Susan Donaldson stubbornly asked, "I don't know
what great lesson humanity has learned!"
"Don't fret there," Miss Keapor told her, and all of them:
"Just try to remember what happened here." Scratching
with apparent disbelief the long donkey ears on Susan Donaldson's head
(something Susan Donaldson seemed to enjoy a lot)
... even as those incredible donkey ears of hers were changing back
into human ears at Miss Keapor's touch:
"I do not know myself what lesson humanity has learned,"
she confessed to the children: "But then again,
I alone am not humanity, am I? And, from the looks of it,"

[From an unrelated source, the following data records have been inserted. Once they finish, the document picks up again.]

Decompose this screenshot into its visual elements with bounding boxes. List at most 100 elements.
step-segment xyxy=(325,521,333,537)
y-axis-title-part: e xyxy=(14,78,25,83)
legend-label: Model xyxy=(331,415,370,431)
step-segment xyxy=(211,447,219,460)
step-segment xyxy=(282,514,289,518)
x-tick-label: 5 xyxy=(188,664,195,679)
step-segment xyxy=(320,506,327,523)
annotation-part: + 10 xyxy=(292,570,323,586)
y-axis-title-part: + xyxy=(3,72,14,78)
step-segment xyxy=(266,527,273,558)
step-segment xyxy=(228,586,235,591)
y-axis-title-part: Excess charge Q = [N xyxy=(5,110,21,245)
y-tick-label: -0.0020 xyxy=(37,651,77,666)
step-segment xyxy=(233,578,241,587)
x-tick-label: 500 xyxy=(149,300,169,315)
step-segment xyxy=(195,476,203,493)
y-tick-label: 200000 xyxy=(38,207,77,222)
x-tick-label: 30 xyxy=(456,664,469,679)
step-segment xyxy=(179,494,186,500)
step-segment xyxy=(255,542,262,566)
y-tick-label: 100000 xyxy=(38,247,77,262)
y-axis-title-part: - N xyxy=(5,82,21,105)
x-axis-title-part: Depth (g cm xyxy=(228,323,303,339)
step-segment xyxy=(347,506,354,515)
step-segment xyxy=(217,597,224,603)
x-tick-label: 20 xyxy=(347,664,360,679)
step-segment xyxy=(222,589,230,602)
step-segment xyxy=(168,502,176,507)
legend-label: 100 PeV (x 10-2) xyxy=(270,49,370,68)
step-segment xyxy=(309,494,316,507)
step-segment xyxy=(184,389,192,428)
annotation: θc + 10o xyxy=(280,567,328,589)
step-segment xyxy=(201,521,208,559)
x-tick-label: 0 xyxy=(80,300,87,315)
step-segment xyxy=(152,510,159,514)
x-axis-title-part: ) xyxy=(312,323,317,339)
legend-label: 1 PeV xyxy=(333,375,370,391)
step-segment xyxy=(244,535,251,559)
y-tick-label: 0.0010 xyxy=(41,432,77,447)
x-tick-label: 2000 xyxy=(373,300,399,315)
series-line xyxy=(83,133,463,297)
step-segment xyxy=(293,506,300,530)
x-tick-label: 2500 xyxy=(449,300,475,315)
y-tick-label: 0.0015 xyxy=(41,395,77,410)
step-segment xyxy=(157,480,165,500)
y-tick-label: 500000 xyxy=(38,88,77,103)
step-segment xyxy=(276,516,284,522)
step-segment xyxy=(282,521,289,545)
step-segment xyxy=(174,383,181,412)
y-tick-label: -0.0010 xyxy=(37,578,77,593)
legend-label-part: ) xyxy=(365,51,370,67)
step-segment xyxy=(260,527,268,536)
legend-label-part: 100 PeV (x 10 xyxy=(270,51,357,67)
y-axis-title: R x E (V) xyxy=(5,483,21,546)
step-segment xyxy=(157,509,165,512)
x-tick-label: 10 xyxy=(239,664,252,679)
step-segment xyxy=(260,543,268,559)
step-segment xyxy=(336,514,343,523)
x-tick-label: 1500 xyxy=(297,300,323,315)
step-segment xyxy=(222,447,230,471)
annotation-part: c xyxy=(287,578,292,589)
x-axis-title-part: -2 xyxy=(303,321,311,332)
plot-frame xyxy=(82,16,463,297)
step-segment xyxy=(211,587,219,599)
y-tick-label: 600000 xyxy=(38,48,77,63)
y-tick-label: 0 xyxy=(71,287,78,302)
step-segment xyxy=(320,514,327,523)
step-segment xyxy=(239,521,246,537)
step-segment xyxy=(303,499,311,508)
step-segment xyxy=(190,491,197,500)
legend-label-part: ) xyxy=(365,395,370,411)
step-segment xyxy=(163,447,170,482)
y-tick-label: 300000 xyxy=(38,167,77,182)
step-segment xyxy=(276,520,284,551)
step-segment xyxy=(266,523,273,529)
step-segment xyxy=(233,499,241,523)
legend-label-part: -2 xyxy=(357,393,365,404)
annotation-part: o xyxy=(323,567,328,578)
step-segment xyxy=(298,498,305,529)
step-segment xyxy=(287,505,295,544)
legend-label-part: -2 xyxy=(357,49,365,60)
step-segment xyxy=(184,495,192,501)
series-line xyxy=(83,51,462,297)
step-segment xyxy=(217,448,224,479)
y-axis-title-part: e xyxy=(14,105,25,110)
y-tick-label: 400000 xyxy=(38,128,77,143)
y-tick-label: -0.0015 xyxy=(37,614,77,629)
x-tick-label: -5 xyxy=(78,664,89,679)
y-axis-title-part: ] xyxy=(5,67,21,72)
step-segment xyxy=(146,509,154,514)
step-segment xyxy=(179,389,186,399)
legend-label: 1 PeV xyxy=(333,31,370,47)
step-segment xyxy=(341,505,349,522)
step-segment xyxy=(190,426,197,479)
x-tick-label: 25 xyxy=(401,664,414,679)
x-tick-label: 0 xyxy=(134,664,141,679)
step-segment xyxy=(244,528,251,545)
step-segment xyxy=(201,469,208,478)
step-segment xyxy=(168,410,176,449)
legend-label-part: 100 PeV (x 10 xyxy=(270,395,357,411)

for they were obviously only then (all of them to the last one
safe and sound) again becoming completely human:
"From the looks of it, neither are even all of us put together
--for there is always somebody else besides!"
Everyone looked up at the horizon then,
at the four magical rainbows falling farther and farther away
from each other, and from the whole world itself it seemed...
"But remember this and you may yet get to be completely human,"
Miss Keapor added with reverence, her voice shaking with awe:
"And if you remember what happened here... perhaps
you shall be getting there that much sooner!"
And, "Sooner!" Echoed the now more and more human
Emily Wilson, not that long ago... a parrot.